What makes "Bored with the Melody" resonate beyond its immediate catchiness is its honesty about artifice. Orr has described the upbeat music as "an artificial sheen" over the song's darker core, a reflection of society's determined cheerfulness in the face of catastrophe. It's a bracingly cynical observation, and one that feels painfully relevant. We are all, after all, dancing on the Titanic, and some of us are starting to notice the deck tilting.

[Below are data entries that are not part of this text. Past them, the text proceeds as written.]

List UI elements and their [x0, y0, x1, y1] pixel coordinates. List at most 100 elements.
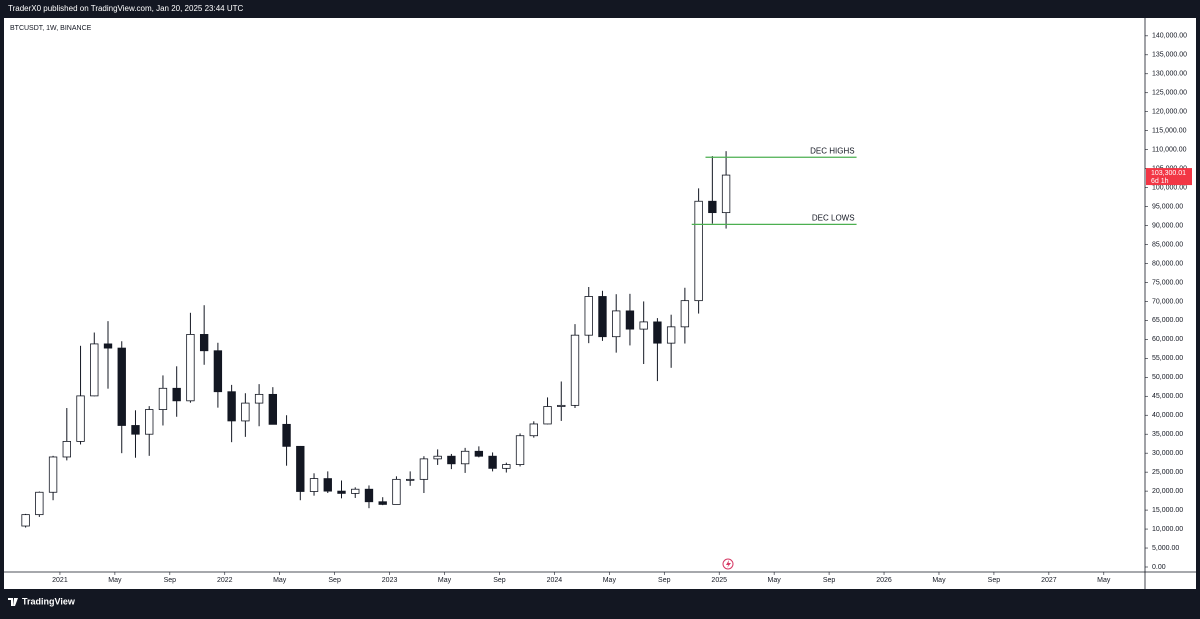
candle-body — [612, 310, 621, 338]
y-tick-label: 5,000.00 — [1152, 545, 1179, 552]
candle-body — [103, 343, 113, 349]
candle-body — [406, 478, 415, 481]
y-tick-label: 75,000.00 — [1152, 279, 1183, 286]
y-tick-label: 25,000.00 — [1152, 469, 1183, 476]
candle-body — [488, 455, 497, 469]
y-tick-label: 140,000.00 — [1152, 33, 1187, 40]
footer-brand: TradingView — [22, 596, 76, 606]
candle-body — [708, 200, 717, 214]
x-tick-label: 2021 — [52, 577, 68, 584]
candle-body — [543, 406, 552, 425]
x-tick-label: Sep — [328, 577, 341, 584]
y-tick-label: 65,000.00 — [1152, 317, 1183, 324]
candle-body — [199, 334, 209, 352]
brand-logo — [8, 598, 18, 606]
candle-body — [529, 423, 538, 437]
candle-body — [570, 334, 580, 406]
candle-body — [392, 478, 401, 505]
symbol-title: BTCUSDT, 1W, BINANCE — [10, 25, 92, 32]
x-tick-label: Sep — [164, 577, 177, 584]
candle-body — [35, 491, 44, 516]
x-tick-label: Sep — [823, 577, 836, 584]
candle-body — [309, 478, 319, 492]
candle-body — [584, 296, 593, 336]
price-countdown: 6d 1h — [1151, 178, 1169, 185]
candle-body — [515, 435, 525, 465]
candle-body — [653, 321, 662, 344]
candle-body — [474, 450, 484, 457]
x-tick-label: 2022 — [217, 577, 233, 584]
y-tick-label: 15,000.00 — [1152, 507, 1183, 514]
candle-body — [62, 441, 71, 458]
candle-body — [186, 334, 195, 402]
candle-body — [680, 300, 690, 328]
y-tick-label: 90,000.00 — [1152, 222, 1183, 229]
candle-body — [598, 296, 607, 338]
candle-body — [213, 350, 223, 393]
candle-body — [351, 488, 360, 494]
price-label: 103,300.01 — [1151, 170, 1186, 177]
y-tick-label: 95,000.00 — [1152, 203, 1183, 210]
candle-body — [268, 393, 278, 425]
y-tick-label: 50,000.00 — [1152, 374, 1183, 381]
candle-body — [419, 458, 429, 480]
candle-body — [639, 321, 648, 330]
y-tick-label: 55,000.00 — [1152, 355, 1183, 362]
candle-body — [721, 174, 731, 214]
y-tick-label: 40,000.00 — [1152, 412, 1183, 419]
lightning-icon — [722, 558, 734, 570]
candle-body — [90, 343, 99, 397]
x-tick-label: May — [438, 577, 452, 584]
candle-body — [48, 456, 58, 493]
candle-body — [172, 387, 181, 402]
y-tick-label: 70,000.00 — [1152, 298, 1183, 305]
y-tick-label: 110,000.00 — [1152, 146, 1187, 153]
candle-body — [364, 488, 374, 503]
candle-body — [447, 455, 456, 465]
candle-body — [241, 402, 250, 422]
y-tick-label: 35,000.00 — [1152, 431, 1183, 438]
x-tick-label: 2023 — [382, 577, 398, 584]
candle-body — [502, 464, 511, 469]
y-tick-label: 100,000.00 — [1152, 184, 1187, 191]
x-tick-label: Sep — [658, 577, 671, 584]
x-tick-label: 2025 — [711, 577, 727, 584]
x-tick-label: Sep — [493, 577, 506, 584]
candle-body — [131, 425, 140, 435]
candle-body — [625, 310, 635, 330]
x-tick-label: May — [108, 577, 122, 584]
candle-body — [694, 200, 703, 302]
x-tick-label: May — [273, 577, 287, 584]
x-tick-label: 2024 — [547, 577, 563, 584]
x-tick-label: May — [1097, 577, 1111, 584]
level-label: DEC HIGHS — [810, 146, 854, 155]
y-tick-label: 125,000.00 — [1152, 90, 1187, 97]
y-tick-label: 30,000.00 — [1152, 450, 1183, 457]
y-tick-label: 130,000.00 — [1152, 71, 1187, 78]
publisher: TraderX0 published on TradingView.com, J… — [8, 4, 243, 13]
candle-body — [21, 514, 30, 527]
y-tick-label: 115,000.00 — [1152, 128, 1187, 135]
candle-body — [666, 326, 676, 344]
candle-body — [378, 501, 387, 505]
y-tick-label: 120,000.00 — [1152, 109, 1187, 116]
candle-body — [460, 450, 470, 465]
x-tick-label: 2026 — [876, 577, 892, 584]
candle-body — [158, 387, 168, 410]
candle-body — [296, 445, 305, 492]
level-label: DEC LOWS — [812, 214, 855, 223]
y-tick-label: 60,000.00 — [1152, 336, 1183, 343]
y-tick-label: 135,000.00 — [1152, 52, 1187, 59]
y-tick-label: 0.00 — [1152, 564, 1166, 571]
candle-body — [323, 478, 332, 492]
x-tick-label: Sep — [988, 577, 1001, 584]
candle-body — [145, 409, 154, 435]
y-tick-label: 45,000.00 — [1152, 393, 1183, 400]
candle-body — [227, 391, 236, 422]
x-tick-label: May — [603, 577, 617, 584]
candle-body — [337, 490, 346, 494]
y-tick-label: 80,000.00 — [1152, 260, 1183, 267]
candle-body — [117, 347, 126, 426]
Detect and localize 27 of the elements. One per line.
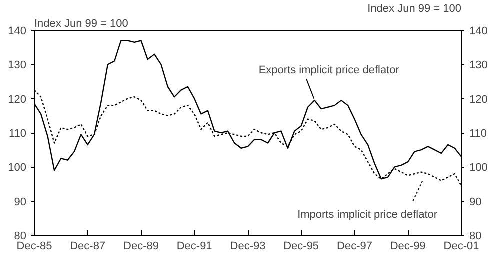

The band's decision to delay the release while they recorded B-side "One Time for No More Fun Time" speaks to a certain old-fashioned completism that's rather endearing. As does the hasty rerecording of the bass line after new member Drew Miller improvised something that simply worked better. These aren't the actions of a band content to settle for good enough; they're the marks of musicians who actually give a damn about their craft.
Julian Ferrara's assessment—"It's the best thing we've ever done"—may sound like standard bandmate hyperbole, but having listened to "Bored with the Melody" repeatedly, it's difficult to dismiss the claim out of hand. This is cadzo at their most focused and potent, channeling frustration and burnout into something that transcends its origins. The song doesn't offer solutions or silver linings; it simply holds up a mirror to a particular moment of despair and dares you to look away.
The accompanying music video, with its innovative virtual production techniques courtesy of Marcin Beigunajtys, suggests a band thinking beyond the purely sonic realm. But ultimately, "Bored with the Melody" needs no visual accompaniment. It paints its own pictures, conjures its own demons, and leaves you humming a tune that you can't quite shake—even when you understand exactly what it means.